Borges started calling plays Robinson would be comfortable with, which usually means playing out of the shotgun, where the running backs really couldn’t be featured. So the game turned into Robinson versus the Fighting Irish.

Every person in Schembechler Hall will praise Robinson’s unique ability and, in the same breath, recognize that he alone isn’t enough, saying Michigan can’t win with just one guy.
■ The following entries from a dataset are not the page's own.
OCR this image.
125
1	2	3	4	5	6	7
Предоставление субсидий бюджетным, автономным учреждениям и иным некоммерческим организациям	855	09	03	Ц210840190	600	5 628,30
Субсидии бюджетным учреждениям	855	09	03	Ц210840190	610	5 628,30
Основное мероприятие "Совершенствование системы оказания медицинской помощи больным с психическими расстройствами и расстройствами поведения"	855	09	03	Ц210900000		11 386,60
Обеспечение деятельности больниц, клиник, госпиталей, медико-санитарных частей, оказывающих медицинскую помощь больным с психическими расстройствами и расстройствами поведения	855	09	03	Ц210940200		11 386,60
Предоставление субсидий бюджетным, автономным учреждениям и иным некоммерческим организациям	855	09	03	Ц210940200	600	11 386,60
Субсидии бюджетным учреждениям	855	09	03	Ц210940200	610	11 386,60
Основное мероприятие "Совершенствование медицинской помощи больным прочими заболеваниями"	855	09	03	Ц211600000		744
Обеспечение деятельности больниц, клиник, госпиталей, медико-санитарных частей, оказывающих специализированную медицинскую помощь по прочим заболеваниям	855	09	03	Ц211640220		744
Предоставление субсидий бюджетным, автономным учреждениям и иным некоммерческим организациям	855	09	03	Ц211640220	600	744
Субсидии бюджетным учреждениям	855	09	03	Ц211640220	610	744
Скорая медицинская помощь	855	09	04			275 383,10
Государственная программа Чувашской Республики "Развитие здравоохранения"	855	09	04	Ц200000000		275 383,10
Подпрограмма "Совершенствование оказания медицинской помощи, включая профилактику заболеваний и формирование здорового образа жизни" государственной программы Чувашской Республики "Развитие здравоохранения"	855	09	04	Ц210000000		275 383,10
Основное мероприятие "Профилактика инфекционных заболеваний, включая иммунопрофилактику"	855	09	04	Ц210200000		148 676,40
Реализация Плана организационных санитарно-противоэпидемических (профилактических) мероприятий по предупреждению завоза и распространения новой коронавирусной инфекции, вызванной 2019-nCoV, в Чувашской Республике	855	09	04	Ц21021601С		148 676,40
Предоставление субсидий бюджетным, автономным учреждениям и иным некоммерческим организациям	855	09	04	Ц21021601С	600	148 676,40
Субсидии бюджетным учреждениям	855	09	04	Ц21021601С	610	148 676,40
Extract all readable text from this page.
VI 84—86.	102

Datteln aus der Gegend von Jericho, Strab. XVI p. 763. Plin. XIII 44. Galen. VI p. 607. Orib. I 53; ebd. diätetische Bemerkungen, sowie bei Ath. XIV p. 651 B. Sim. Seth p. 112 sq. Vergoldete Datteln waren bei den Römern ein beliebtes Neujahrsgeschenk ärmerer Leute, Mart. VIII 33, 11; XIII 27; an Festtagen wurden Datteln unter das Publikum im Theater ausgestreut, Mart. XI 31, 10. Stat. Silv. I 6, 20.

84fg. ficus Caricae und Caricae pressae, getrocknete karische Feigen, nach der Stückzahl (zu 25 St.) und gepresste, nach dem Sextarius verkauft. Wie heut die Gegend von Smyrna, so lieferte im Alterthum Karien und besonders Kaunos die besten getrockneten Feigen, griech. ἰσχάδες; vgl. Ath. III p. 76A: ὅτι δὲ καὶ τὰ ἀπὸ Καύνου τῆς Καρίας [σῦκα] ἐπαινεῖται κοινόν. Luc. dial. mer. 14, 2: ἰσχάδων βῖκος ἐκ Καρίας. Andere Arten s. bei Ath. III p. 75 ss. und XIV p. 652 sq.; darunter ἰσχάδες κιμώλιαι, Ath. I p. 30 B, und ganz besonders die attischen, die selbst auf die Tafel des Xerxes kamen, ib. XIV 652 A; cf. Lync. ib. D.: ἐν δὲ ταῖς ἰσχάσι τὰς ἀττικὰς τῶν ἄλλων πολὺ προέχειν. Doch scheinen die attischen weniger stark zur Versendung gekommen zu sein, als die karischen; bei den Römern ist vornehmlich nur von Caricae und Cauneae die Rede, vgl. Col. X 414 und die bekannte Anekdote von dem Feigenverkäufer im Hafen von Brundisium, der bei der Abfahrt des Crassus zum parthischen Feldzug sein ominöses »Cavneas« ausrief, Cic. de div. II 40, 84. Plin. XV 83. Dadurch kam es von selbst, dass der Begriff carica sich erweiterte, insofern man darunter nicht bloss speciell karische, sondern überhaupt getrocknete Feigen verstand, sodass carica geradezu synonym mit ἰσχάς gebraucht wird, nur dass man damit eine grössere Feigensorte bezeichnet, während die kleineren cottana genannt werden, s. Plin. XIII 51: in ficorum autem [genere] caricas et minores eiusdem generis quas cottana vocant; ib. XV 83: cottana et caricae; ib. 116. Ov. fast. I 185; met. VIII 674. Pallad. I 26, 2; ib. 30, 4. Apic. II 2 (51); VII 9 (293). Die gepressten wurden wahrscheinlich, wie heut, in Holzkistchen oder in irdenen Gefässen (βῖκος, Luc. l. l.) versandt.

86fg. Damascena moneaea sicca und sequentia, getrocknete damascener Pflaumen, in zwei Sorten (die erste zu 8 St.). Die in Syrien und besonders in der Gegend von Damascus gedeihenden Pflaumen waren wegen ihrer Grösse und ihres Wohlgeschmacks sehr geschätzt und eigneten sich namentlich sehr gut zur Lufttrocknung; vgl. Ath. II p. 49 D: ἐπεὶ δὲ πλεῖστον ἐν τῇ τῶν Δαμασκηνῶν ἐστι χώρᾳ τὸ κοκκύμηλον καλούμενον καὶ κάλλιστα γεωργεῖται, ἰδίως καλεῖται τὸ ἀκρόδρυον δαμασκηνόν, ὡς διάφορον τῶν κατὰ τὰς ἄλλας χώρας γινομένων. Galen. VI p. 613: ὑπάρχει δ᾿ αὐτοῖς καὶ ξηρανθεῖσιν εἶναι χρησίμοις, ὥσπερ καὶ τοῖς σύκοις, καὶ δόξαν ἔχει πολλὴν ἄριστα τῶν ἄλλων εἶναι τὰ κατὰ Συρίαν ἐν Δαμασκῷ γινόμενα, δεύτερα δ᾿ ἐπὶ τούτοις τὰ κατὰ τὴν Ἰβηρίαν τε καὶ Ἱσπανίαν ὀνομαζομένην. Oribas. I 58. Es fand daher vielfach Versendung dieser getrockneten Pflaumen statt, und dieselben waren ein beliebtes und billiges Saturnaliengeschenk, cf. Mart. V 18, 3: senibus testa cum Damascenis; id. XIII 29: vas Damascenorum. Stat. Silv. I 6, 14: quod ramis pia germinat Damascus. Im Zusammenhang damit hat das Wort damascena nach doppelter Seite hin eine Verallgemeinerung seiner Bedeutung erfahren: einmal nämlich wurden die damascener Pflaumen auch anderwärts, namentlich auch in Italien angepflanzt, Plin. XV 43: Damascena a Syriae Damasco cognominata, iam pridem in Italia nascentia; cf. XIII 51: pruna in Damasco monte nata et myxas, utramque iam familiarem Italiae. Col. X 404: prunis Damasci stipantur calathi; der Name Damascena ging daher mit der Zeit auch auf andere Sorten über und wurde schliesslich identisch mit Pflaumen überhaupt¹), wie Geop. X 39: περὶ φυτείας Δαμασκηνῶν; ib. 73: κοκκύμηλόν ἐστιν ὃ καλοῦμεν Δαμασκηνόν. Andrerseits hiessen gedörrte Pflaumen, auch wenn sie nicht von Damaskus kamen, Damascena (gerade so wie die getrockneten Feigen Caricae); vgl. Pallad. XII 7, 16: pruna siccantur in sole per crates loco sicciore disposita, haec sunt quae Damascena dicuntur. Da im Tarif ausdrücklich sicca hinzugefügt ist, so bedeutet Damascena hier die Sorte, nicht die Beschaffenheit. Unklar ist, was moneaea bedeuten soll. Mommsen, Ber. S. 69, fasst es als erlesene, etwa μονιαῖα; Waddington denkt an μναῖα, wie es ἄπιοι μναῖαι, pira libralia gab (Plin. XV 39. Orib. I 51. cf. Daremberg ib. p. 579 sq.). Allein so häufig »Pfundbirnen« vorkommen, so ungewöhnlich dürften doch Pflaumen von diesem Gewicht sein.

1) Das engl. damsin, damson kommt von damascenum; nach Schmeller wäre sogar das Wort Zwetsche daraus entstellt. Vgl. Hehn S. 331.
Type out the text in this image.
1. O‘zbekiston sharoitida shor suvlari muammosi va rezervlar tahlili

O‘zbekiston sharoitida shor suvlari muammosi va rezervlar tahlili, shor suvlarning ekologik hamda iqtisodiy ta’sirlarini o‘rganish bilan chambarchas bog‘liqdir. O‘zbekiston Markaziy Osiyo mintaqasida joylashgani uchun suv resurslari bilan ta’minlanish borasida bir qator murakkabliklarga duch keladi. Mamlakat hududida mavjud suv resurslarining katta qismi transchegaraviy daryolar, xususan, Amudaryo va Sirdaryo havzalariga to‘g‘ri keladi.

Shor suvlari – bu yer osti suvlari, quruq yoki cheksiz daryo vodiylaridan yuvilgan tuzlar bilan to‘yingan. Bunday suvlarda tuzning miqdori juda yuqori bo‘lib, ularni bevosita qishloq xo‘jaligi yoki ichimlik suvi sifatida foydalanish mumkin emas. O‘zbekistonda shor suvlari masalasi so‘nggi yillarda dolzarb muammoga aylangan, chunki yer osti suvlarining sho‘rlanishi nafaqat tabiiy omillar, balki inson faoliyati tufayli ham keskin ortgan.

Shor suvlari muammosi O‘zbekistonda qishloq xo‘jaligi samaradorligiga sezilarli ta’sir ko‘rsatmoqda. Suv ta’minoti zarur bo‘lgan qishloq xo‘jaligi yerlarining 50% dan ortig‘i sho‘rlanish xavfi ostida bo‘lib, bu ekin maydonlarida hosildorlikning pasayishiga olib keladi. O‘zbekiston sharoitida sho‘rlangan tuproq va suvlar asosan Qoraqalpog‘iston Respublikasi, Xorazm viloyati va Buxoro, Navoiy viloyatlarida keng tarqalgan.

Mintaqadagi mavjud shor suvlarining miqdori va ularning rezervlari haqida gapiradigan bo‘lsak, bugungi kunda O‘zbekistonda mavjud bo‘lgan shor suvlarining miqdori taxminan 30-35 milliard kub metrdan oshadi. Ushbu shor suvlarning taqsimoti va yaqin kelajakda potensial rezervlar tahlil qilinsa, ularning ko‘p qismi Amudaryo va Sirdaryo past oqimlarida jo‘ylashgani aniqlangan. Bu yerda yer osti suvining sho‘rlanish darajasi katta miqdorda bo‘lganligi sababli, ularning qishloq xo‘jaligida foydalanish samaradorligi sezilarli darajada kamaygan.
At times it sounds like this:

“When you have Denard Robinson on your team, 30 seconds is plenty of time to score a touchdown,” said fifth-year senior Ryan Van Bergen of the game’s final drive. “He can run 100 yards in under 10 seconds, so we don’t need to worry about 30 seconds being on the clock.”

But other times, it sounds like this:

“The best teams don’t depend on one player,” Borges said. “Yet, they have that one player that can win for them. I mean, Terry Bradshaw, Franco Harris, John Stallworth, Joe Montana, Jerry Rice.

“There’s never been one guy. There’s always been — someone else has to do something. I worry a little bit about that. But I know when push comes to shove, I want the ball in his hands.”

That hasn’t changed. The offense has. But just like last year, the question persists: who can be counted on to help Robinson?

Robinson started slowly, made some mistakes in the middle and was near perfect at the end. The three interceptions really bother Borges.

When Hoke was asked whether Robinson’s game was categorized as good or bad, he said both, saying Robinson saved the game but made bad decisions at times.

Ultimately, Borges did find out what kind of quarterback Robinson is — a winner, even though it wasn’t pretty.

“As you learn the offense better and understand what you’re doing better, it starts to flow,” Borges said. “Remember when I told you, there’s going to be growing pains in this thing — hopefully they’re not excruciating growing pains. And so far, we’ve had some. … You’ll get to the point that you want to get, if you’re just patient.

“And I think I’m talking to me more than I’m talking to you.”